Clearly, one would prefer Path2 if the goal is to reach node E from node A with minimum cost.

### Basic Operations on Graph

Here are the Basic Operations of Graph mention below

#### 1. Add/Remove Vertex

This is the simplest operation in the graph. You simply add a vertex to a graph. It need not be connected to any other vertex through an edge. When removing a vertex, you must remove all edges originating from and ending at the deleted vertex.

#### 2. Add/Remove Edge

This operation adds or removes an edge between two vertices. When all the edges originating from and ending at a vertex are deleted, the vertex becomes an isolated vertex.

#### 3. Breadth-First Search (BFS)

This is a traversal operation in the graph. BFS horizontally traverses the graph. This means that it traverses all the nodes at a single level before proceeding to the next level.

The BFS algorithm starts at the top of the first node in the graph and then traverses all the adjacent nodes to it. Once all the adjacent nodes are traversed, the algorithm repeats the same procedure for child nodes.

**Example**

Traversing the above graph in BFS fashion would result from A -> B -> C -> D -> E -> F -> G. The algorithm starts from node A and traverses all its adjacent nodes B, C and D. It marks all the four nodes as visited. Once all the adjacent nodes of A are traversed, the algorithm moves to the first adjacent node of A and repeats the same procedure. In this case, the node is B, and the adjacent nodes to B are E and F. Next, the adjacent nodes to C are traversed. Once all the nodes are visited, the operation ends.

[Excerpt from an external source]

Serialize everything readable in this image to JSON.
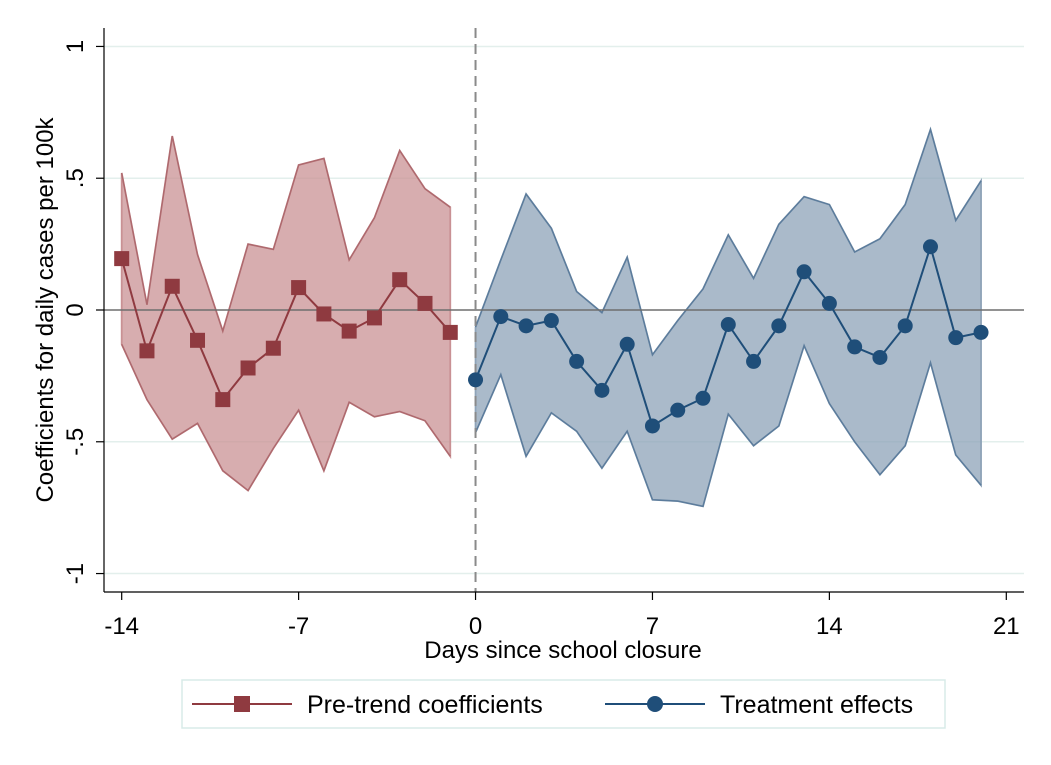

#### 4. Depth First Search (DFS)

Depth First Search or DFS traverses the graph vertically. It starts with the root node or the first node of the graph and traverses all the child nodes before moving to the adjacent nodes.

**Example**

Traversing the above graph in BFS fashion would result from A -> B -> E -> F -> C -> G -> D. The algorithm starts from node A and traverses all its child nodes. As soon as it encounters B, it seems that it has further child nodes. So, the child nodes of B are traversed before proceeding to the next child node of A.

### Real-World Implementations of Graphs

- Design of electrical circuits for power transmission.
- Design of network of interconnected computers.
- Study of the molecular, chemical and cellular structure of any substance, e.g. Human DNA.
- Design of transport routes between cities and places within a city.

### Conclusion – Graph in Data Structure

Graphs are a beneficial concept in data structures. It has practical implementations in almost every field. It is essential to understand the basics of graph theory to understand the graph structure’s algorithms.

This article was merely an introduction to graphs. It is just a stepping stone. It is recommended to deep dive further in the topic of graph theory.